São José olhava para a Virgem Maria, cheio de angústia. Se desejava entregá-la
de novo à família, não era por mal, mas sim por se julgar indigno de viver
portas adentro com Nossa Senhora, a virgem prometida pelos profetas. O certo é
que ambos sofriam. E Nossa Senhora, vendo andar José coidoso, suplicava a Deus
que lhe valesse naquela aflição. Deus permitiu que ela sofresse muito.
Por conseguinte também
nós havemos aqui de semear lágrimas, para sacar no céu alegrias.
2.
Grande foi o conforto da Virgem Maria, quando José lhe contou a aparição do
anjo, a explicar-lhe o mistério que tanto o embaraçava: ela era a Mãe de Deus.
Agora sim, que
deleitação dos amantes falar nos amados.
3.
Uma vez ordenado o recenseamento de todo o império, José e Nossa Senhora meteram-se
a caminho de Belém pois dali era a tribo a que pertenciam.
Somos nós tão soberbos
e mal ensinados que não queremos obedecer aos senhores e justiças temporais…
sem murmurarmos.
4.
A Virgem Maria chegou a Belém, desejosa de achar onde se metesse. Os
forasteiros eram muitos e pagavam bem as pousadas. Todos respondiam que Nossa
Senhora estava para dar à luz e certamente desejaria uma casa toda. E desta
forma andaram de porta em porta, como os mendigos.
Quanto a nós, tiremos
daqui uma lição: Não queiramos ter pousada no mundo, porque esta vida é
caminho! Nele nascemos e nele andamos para a pátria celeste.
5.
À meia-noite São José acordou com um grande lume que alumiava a casa.

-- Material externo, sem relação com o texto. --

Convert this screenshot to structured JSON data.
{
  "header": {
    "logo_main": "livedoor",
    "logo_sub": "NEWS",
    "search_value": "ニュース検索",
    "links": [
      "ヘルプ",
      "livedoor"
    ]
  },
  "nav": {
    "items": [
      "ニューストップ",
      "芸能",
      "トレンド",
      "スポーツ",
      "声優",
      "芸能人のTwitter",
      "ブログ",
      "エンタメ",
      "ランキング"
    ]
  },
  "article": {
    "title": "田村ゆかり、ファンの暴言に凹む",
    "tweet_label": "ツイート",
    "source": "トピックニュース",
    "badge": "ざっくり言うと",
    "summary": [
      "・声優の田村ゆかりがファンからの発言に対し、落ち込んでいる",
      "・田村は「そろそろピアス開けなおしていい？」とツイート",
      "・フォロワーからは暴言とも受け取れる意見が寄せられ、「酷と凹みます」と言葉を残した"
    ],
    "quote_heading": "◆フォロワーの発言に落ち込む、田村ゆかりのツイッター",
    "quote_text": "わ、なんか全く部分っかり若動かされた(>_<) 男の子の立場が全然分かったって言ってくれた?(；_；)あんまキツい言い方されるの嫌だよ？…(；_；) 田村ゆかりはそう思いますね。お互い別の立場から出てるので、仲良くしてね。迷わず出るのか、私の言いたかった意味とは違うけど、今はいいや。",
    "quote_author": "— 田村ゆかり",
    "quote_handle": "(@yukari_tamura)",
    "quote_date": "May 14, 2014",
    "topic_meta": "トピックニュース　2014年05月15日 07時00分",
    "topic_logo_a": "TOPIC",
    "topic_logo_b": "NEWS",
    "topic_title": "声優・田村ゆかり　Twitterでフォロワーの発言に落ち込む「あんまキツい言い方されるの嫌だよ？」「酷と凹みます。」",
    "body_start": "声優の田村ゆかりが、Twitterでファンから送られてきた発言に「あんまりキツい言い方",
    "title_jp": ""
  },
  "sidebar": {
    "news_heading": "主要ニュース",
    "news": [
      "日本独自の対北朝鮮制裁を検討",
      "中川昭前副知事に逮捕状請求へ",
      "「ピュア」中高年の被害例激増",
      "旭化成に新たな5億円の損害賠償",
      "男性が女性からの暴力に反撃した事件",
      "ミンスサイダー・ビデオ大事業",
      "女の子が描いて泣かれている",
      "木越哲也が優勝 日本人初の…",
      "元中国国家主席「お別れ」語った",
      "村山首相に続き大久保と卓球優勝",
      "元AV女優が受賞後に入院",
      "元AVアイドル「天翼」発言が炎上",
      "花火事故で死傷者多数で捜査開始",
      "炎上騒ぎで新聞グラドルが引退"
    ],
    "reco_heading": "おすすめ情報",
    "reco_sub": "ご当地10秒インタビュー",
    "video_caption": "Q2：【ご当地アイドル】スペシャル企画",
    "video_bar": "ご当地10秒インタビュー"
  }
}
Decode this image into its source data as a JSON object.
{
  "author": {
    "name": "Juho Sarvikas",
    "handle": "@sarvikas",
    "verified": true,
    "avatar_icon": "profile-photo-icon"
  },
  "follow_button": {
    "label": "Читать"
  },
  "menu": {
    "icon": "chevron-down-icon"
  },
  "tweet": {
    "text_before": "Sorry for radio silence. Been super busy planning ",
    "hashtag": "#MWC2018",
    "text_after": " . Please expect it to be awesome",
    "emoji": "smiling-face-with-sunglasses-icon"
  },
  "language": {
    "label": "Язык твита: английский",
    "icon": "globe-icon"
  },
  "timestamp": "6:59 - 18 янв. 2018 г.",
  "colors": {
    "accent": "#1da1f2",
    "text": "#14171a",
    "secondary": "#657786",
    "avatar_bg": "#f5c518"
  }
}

Então viu
Nossa Senhora de joelhos e mãos erguidas, e nisto nasceu o Senhor: abaixou-se a
Senhora Nossa e tomou-o nas mãos, alevantando-o do chão, e adorou aquele
pequenino menino e grande Deus, grande Deus segundo a divindade, pequeno
segundo a humanidade, em que era seu filho.
Para ver o grande Deus
já não é preciso olhar para o alto, basta olhar em frente.
7.
A Virgem Maria envolveu a criança em panos porque fazia muito frio.
Vestido de paninhos
baratos e pobres, veio mostrar aos homens que melhor é pobreza que riqueza.
8.
Qual é o coração que não se derrete em lágrimas ao ver Deus feito menino e
lançado em manjedouras de bestas?
Assim o reclinou Nossa
Senhora, porque não achou outro melhor lugar entre os homens.
9.
Os anjos foram dar a boa nova aos pastores: nasceu-vos hoje o vosso Salvador.
Grande mistério ter
Deus revelado tão altos segredos a tão rudes pastores! E eles conheceram que
toava no céu o que viram chorar no presépio.
10.
O sinal dos anjos aos pastores para reconhecerem o Menino Jesus foi este:
Deitado numa manjedoira! Assim não se enganariam.
Por isso, grande
vergonha devem ter os pastores da igreja de terem grandes paços e bem
aparamentados pois o sinal que o anjo deu do bom pastor foi que estava posto no
presépio embrulhadinho em paninhos.
11.
Gaspar, Belchior e Baltasar ofereceram oiro, incenso e mirra. Onde parava São
José nessa altura? Talvez tivesse ido buscar cavacos, para aquecer o menino.
A Virgem contou-lhe
como vieram ali os Magos e mostrou os dons e ofertas que lhe deixaram,
alegrando-se de ter assim o que dar aos pobres.
12.
No exílio do Egipto, São José, Nossa Senhora e o Menino Jesus viviam na cidade
chamada Heliópolis talvez em casa alugada. E São José andaria a pedir esmola
para pagar a renda, levando consigo a Virgem Maria com o filho ao colo.
Deste modo, aprendeu o Senhor
a sofrer necessidades e a doer-se tanto dos pobres que dá o paraíso a quem lhes
der um púcaro de água.
CF
Mário Martins, in D. Leonor de Noronha e o Menino Jesus, Brotéria, Vol LXXIV,
Janeiro de 1962, nº 1, página 57-67
D.
Leonor de Noronha, é uma figura da cultura portuguesa do século XVI, tendo
nascido, segundo parece em 1488 na cidade de Évora. Era filha de D. Fernando de
Meneses e de D. Maria Freire de Andrade que foram os primeiros condes de
Alcoutim. Dedicou toda a sua vida aos livros e nunca quis casar. Morreu aos
setenta e cinco anos, em Évora a 17 de Fevereiro de 1563.